Go live in a village and study the language. Get a real sense of the life that may have been yours. If you can, don’t do this for a couple of weeks, do it for a year, at least. The great news is if you really feel that is where you belong, you can find a way to stay… and if not, you don’t have to do so… you can always come back to the States. The experience might even leave you feeling like going back to America is going ‘home’ for the first time in your life… or not.
So here we are, at the end of the end of the series, at the end of the end of my post script to you, my fellow adoptees.
I think I need to clarify one itsy bitsy spidery kind of thing: while I can write all this in a few hours flat, I in no way think that moving on and finding balance will happen overnight, nor do I think it is a snap (insert sound effect of snapping fingers in your mind, please). I am also not trying to rob you of your right to feel however you feel. What I am trying to do is encourage you to let yourself have a much happier life than you may have had so far. I am hoping to give you, via the magic of cyber-osmosis, a gentle nudge in the butt of your issues so that maybe they will leave you alone … and you won’t ask them to come again any time soon out of misplaced politeness.

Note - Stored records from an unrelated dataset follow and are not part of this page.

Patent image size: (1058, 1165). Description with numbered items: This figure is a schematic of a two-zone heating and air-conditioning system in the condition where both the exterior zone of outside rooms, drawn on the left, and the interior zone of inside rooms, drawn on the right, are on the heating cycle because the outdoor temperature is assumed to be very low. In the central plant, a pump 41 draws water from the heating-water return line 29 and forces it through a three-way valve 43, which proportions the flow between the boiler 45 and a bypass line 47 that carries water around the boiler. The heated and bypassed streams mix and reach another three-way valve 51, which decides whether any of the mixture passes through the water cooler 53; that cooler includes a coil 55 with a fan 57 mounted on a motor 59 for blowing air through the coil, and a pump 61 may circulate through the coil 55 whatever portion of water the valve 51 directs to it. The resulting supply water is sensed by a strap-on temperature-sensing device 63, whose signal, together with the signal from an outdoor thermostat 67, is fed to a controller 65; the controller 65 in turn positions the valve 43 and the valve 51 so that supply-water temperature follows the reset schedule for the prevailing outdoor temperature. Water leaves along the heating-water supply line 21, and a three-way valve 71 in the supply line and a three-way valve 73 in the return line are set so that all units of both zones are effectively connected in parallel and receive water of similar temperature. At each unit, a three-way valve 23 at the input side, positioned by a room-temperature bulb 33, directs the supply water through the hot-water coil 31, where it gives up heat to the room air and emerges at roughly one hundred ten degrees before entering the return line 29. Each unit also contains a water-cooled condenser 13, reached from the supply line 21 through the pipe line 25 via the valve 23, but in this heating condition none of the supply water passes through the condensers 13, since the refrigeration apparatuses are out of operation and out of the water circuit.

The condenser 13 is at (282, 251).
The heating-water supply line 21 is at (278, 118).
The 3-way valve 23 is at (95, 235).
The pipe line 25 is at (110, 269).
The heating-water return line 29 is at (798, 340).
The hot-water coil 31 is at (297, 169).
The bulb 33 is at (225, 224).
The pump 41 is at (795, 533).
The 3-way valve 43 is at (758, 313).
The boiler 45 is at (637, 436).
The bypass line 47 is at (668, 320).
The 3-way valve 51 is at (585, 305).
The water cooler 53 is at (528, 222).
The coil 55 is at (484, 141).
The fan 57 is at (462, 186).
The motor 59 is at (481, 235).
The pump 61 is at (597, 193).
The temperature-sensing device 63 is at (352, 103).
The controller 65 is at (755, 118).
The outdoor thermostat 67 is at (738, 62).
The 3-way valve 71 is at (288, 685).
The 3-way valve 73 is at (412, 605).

Besides, there are stacks, piles of ‘issues’ waiting in line to trouble you … it’s just not fair to keep the old ones past their ‘best used by’ date. Not fair to those eager new issues and neurosis ready and standing-by … and way beyond not fair to you, yourself and you.
In your journey through all of your emotional land mines, I wish you more than luck, but wisdom … I also wish you the spiritual presence of a mine-sniffing canine companion to guide you on your way.